A: While I was showering. I felt a tickle on my backside, like the cat had jumped into the shower with me and brushed me with her tail. I swiped my behind, twice, but the tickle wouldn’t go away. Turned out it was just a hair from my head but that gave me the idea for a sci-fi story, where the female lead’s in the shower, feels a tickle on her backside only it turns out she’s getting caught in a space-travel bubble.

Q: Plotter or Pantster? Why?

A: Plotter, always. When I made the decision to stay at home and write full time, I was putting my family’s financial future on the line. I just can’t stand sitting in front of the computer, wasting time figuring out what happens next when my husband’s working his hinny off out in the real world, keeping a roof over our heads. I tried writing by the seat of my pants once. It lasted one day before I got so frustrated I wanted to knock my head against the wall.
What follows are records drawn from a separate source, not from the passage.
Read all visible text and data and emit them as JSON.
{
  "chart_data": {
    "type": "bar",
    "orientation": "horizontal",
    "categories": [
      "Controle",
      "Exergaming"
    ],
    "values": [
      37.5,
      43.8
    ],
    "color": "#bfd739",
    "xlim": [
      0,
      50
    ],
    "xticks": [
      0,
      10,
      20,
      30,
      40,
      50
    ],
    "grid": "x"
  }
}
Q: Name one thing that your readers would be surprised to know about you.

A: I’m dull. Really dull. I spend so much time inside my head that when I finally get around real people, I’m a sponge. I’m enthralled by their ideas, interests, the sound of the human voice. Basically, I ask questions, listen, and not much else.
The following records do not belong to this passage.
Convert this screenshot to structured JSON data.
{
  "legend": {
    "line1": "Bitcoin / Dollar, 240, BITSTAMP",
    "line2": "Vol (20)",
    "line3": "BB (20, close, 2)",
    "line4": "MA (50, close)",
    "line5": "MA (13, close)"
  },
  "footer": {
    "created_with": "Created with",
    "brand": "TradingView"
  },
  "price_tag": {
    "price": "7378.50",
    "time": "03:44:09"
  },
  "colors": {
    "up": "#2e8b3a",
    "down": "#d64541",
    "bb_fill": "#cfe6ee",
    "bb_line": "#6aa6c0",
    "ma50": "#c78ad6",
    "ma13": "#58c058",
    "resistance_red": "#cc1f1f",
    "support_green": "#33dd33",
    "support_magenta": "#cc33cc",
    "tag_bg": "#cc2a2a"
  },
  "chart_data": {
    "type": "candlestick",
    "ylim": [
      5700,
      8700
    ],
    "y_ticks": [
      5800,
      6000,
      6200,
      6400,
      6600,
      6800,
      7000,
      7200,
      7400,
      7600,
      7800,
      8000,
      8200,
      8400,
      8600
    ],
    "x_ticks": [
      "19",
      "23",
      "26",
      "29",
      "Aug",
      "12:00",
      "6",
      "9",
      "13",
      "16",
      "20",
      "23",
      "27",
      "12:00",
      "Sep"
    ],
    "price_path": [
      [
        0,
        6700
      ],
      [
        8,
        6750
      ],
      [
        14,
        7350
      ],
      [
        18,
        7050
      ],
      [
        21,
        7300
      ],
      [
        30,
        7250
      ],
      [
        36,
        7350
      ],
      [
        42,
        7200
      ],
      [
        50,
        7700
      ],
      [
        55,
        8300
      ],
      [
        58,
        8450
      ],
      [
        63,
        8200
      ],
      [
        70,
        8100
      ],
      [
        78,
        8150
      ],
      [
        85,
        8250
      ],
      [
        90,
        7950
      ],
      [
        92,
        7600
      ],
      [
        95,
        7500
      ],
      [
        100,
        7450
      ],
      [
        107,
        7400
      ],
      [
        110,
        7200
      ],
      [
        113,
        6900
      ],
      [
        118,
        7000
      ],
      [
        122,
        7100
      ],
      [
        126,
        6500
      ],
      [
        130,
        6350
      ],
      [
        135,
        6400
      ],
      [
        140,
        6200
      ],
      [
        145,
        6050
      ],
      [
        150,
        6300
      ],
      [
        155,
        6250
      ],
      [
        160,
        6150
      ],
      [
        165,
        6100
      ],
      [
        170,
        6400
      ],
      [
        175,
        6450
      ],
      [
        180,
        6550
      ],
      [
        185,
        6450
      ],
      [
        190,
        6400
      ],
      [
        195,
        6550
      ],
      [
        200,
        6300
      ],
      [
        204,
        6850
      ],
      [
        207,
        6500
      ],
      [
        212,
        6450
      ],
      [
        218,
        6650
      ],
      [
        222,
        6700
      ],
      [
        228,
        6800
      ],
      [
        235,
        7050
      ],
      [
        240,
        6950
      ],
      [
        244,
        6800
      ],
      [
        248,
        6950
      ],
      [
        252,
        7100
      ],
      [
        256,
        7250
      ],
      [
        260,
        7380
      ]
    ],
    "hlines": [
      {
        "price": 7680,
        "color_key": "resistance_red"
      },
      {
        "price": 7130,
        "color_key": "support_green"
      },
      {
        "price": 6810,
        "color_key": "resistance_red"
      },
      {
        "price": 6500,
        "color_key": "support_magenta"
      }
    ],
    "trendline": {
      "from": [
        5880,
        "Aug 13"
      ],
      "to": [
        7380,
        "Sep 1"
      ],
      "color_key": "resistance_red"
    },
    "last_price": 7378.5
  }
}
Q: Ever been told, “Um…sweetie, that’s not how it works?”

A: Oh yeah. My first editor, she grilled me on the choreography of one of my sex scenes. I had the hero stretched out on the bed, and the heroine crawling up from the foot of the bed. My editor kept telling me the body positions didn’t work, couldn’t work, and if I’d try it out myself, I’d know that. Well, I HAD tried it out (giggle) and it DID work. Nowadays, I realize it wasn’t the choreography, but my description that was rubbish.

Q: Any tips for aspiring writers?

A: Write. Seriously, just plunk your backside in a chair and write something. Anything’s better than that sentence you DIDN’T write down. Join a local writers’ group. (I recommend Romance Writers of America, for starters.) The fellowship’s terrific, you’ll hear about seminars and courses, you’ll pick up all sorts of cool, insider information from published members.

Q: Do you have a guilty pleasure?

A: Chocolate. But then there’s not really all that much guilt involved.

Q: What kind of books do you read for fun?

A: Steamy romances, horror, suspense…Jan Springer and Barbara Sheridan are two of my favourites. I’m a huge Stephen King fan, Patrick O’Brian too. I re-read the Harry Potter series every other year or so. I adore Pride And Prejudice but (I’m prepared to dodge flaming pitchforks here) Austen wrote from her socio-economic sphere and didn’t tell us anything about the lower or serving classes. Whenever I read one of her books, I make up side stories in my head, about the lives of the servants that she glanced over.

Q: What do you do to unwind and relax?

A: Walk the dog, hang out with my husband in the evening, work in the garden, do laundry. Yes, laundry. Life spins out of control sometimes and being able to clean and fold something that was messy and disorganized, helps center me. Jeesh, does that mean I’m going a bit psycho?